Police logs are closed "to protect confidentiality" of victims and their assailants, whose names are included with details of the crimes in the logs, Kevin P. Duffy, vice president for student affairs at B.C., said yesterday.
Police regularly give reporters "a complete report minus the names" of the information in the log, he added.
However, Stephen H. Reynolds, an editor of The Heights, said that reports from students and from confidential sources in the police department suggest that there is more violent crime, including rape, at B.C. than official police statistics indicate.
The college presents itself as a "safe, idyllic, pretty campus," Reynolds said, adding that The Heights feels a responsibility to report "the severity, frequency, and circumstances" of campus crime "as accurately as possible" so that students will not put themselves in dangerous situations out of ignorance.

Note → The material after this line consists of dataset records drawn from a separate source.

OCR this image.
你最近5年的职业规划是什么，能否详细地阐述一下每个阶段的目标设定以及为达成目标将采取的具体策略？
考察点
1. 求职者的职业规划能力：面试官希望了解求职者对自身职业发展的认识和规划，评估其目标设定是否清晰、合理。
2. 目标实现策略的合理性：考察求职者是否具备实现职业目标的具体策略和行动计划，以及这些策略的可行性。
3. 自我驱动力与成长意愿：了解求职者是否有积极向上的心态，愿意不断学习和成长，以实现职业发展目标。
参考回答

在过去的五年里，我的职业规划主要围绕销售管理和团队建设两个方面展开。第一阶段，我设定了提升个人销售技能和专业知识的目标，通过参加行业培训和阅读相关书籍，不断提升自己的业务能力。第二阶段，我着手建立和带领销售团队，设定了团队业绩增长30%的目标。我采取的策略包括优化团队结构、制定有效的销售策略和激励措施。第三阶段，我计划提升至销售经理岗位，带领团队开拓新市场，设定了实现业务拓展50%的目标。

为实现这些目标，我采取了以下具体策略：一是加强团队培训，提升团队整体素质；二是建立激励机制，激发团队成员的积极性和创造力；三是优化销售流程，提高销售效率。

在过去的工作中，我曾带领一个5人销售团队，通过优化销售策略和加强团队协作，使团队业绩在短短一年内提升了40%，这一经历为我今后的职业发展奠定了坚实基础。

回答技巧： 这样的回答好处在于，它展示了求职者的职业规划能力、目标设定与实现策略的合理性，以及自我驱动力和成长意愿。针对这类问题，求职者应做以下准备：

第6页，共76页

The Heights is filing suit under the Massachusetts Freedom of Information Act and the Daily Logs/Public Records Act, which state that police logs are a matter of public record, Reynolds said.
But Duffy said that the police are not obliged to release their logs because B.C. is a private institution.
The Acts "have not been interpreted in the case of a police force which is part of a private institution," Reynolds said, adding that B.C. students' knowledge of whether the campus is safe or not hinges on public information.
At Harvard, reporters are allowed free access to University Police logs, which record every incident the police are involved in, Saul L. Chafin, chief of police, said yesterday. "I like the way we do it because I think it is a good press relation between us and the students," he added.